Why is it a good time to release equity now in Sydney & Melbourne? Or how to get your family onto a good foundation to start investing in properties?

If you have a house in Sydney or Melbourne and are considering purchasing an investment property, now is a good time to start preparing yourself and your family for the journey.

There are 2 critical components for purchasing a property:

1/ Your income (which determines your serviceability), and

2/ Available funds. Incomes tend to remain stable (less affected by property market). The available funds can be greatly affected by the property market. Here's why:

You could save up for a deposit (may not be the best approach), or use the equity in your existing property (preferred for various reasons).

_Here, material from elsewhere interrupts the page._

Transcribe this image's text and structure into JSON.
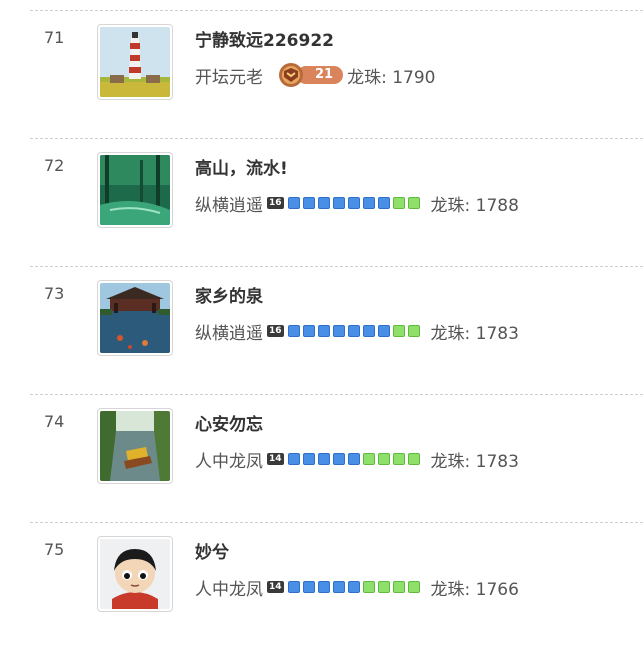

Releasing equity from your existing property largely depends on the current condition of the property market. Right now, in most parts of the Sydney property market, we are at its peak (some areas have passed their peaks), i.e. the best price vendors can achieve is now. Let’s look an example here:

Tom and Jan are a married couple with 2 kids, they bought their house 6 years ago for $500,000. Now their house worth around $1,000,000. Tom and Jan feel they need to do something for their financial future, they have decided to buy an investment property. They have stable jobs with good incomes. However, with family commitments and all other expenses, they don’t have a big savings account to pay the deposit for their next property.

Using the equity from their existing house, here is how it works:

Tom and Jan can refinance with their existing bank or a different bank to top up the loan:

$1,000,000 * 80% = $800,000, then take away the existing mortgage $500,000, so they will have $300,000

(= $800,000 - $500,000) available cash to use for next one or two purchases.

However, there are 2 valuation concepts that need to be clarified, market value and bank valuation. Market value, generally speaking, is the price buyers are willing to pay to purchase a particular property at a given time. The bank valuation is the value that the bank valuer thinks the property worth (generally a conservative figure). Banks only use their valuation figure to determine how much equity they want release (NOT the market value). Let’s relook at the above example:

If a bank values Tom & Jan ‘s house at $900,000, Tom & Jan now can take out $220,000 (=$900,000 * 0.8 - $500,000). That is about $80, 000 differences from the previous scenario.

Bank valuations tends to be conservative in most cases, and when market peaks or declines, the valuations are even more conservative. It won’t be a surprise if the above scenario happens in real life, i.e. a few weeks valuation delay can reduce the available funds/cash by $100,000.

So when you are planning investing and with a property you could tap into, act fast.